Bovine digital dermatitis (BDD) is a common infectious disease of digital skin in cattle and an important cause of lameness worldwide, with limited treatment options. It is of increasing global concern for both animal welfare and food security, imposing a large economic burden on cattle farming industries each year. A polytreponemal etiology has been consistently identified, with three key phylogroups implicated globally: Treponema medium, Treponema phagedenis, and Treponema pedis. Pathogenic mechanisms which might enable targeted treatment/therapeutic development are poorly defined. This study used RNA sequencing to determine global differential mRNA expression in primary bovine foot skin fibroblasts following challenge with three representative BDD treponemes and a commensal treponeme, Treponema ruminis. A pro-inflammatory response was elicited by the BDD treponemes, mediated through IL-8/IL-17 signaling. Unexpectedly, the three BDD treponemes elicited distinct mechanisms of pathogenesis. T. phagedenis and T. pedis increased abundance of mRNA transcripts associated with apoptosis, while T. medium and T. pedis increased transcripts involved in actin rearrangement and loss of cell adhesion, likely promoting tissue invasion. The upregulation of antimicrobial peptide precursor, DEFB123, by T. phagedenis spirochaetes may present a microbial ecological advantage to all treponemes within BDD infected tissue, explaining their dominance within lesions. A commensal, T. ruminis, significantly dysregulated over three times the number of host mRNA transcripts compared to BDD treponemes, implying BDD treponemes, akin to the syphilis pathogen (Treponema pallidum), have evolved as “stealth pathogens” which avoid triggering substantial host immune/inflammatory responses to enable persistence and tissue invasion. Immunohistochemistry demonstrated increased IL-6, IL-8, RND1, and CFB protein expression in BDD lesions, confirming in vitro fibroblast observations and highlighting the system’s value in modeling BDD pathogenesis. Several unique shared gene targets were identified, particularly RGS16, GRO1, MAFF, and ZC3H12A. The three key BDD Treponema phylogroups elicited both distinct and shared pathogenic mechanisms in bovine foot skin; upregulating inflammation whilst simultaneously suppressing adaptive immunity. The novel gene targets identified here should enable future vaccine/therapeutic approaches.
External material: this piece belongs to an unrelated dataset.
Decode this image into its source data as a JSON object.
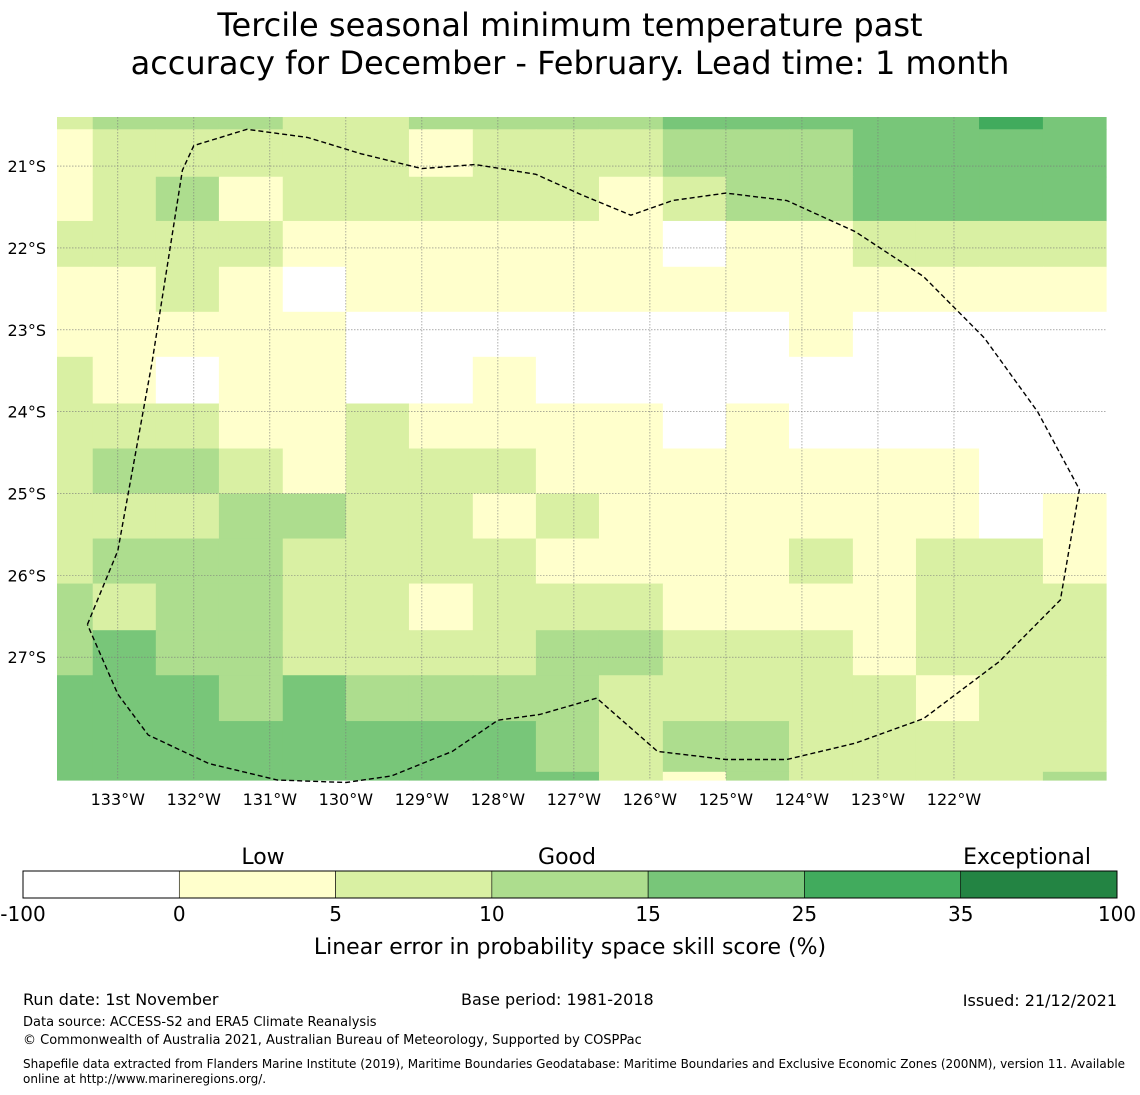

牛数字皮肤炎（BDD）是牛中数字皮肤的常见传染病，并且是全世界la行的重要原因，治疗选择有限。全球对动物福利和粮食安全的关注日益增加，每年给养牛业带来巨大的经济负担。一词多态性的病因已得到一致鉴定，全球涉及三个关键的系统群：密螺旋体培养基和 足螺旋体可能使靶向治疗/治疗发展成为可能的致病机制还不清楚。这项研究使用RNA测序来确定原始牛足部皮肤成纤维细胞在受到三种代表性BDD座标和共鸣座标攻击后的总体差异mRNA表达，鲁米螺旋体。BDD色氨酸引起促炎反应，介导通过IL-8 / IL-17信号。出乎意料的是，这三个BDD座席引起了独特的发病机理。豆 和 足癣 与凋亡相关的mRNA转录物增加，而 T.中等 和 足癣增加的转录本参与肌动蛋白重排和细胞粘附丧失，可能促进组织浸润。抗菌肽前体DEFB123的上调豆螺线虫可能会对BDD感染组织内的所有色氨酸提供微生物生态优势，从而说明它们在病变中的优势。赞美的鲁米尼，其宿主mRNA转录物的数量显着失调，是BDD色氨酸的三倍，这意味着BDD色氨酸类似于梅毒病原体（梅毒螺旋体）已演变为“隐身病原体”，可避免触发大量的宿主免疫/炎症反应以实现持久性和组织侵袭。免疫组化显示BDD病变中IL-6，IL-8，RND1和CFB蛋白表达增加，证实体外成纤维细胞的观察，并突出了该系统在BDD发病机理建模中的价值。确定了几个独特的共有基因靶标，特别是RGS16， GRO1， 马夫和 ZC3H12A。BDD的三个关键梅毒螺旋体系统群在牛足部皮肤中引起不同的和共同的致病机制。上调炎症，同时抑制适应性免疫。此处确定的新型基因靶标应能支持未来的疫苗/治疗方法。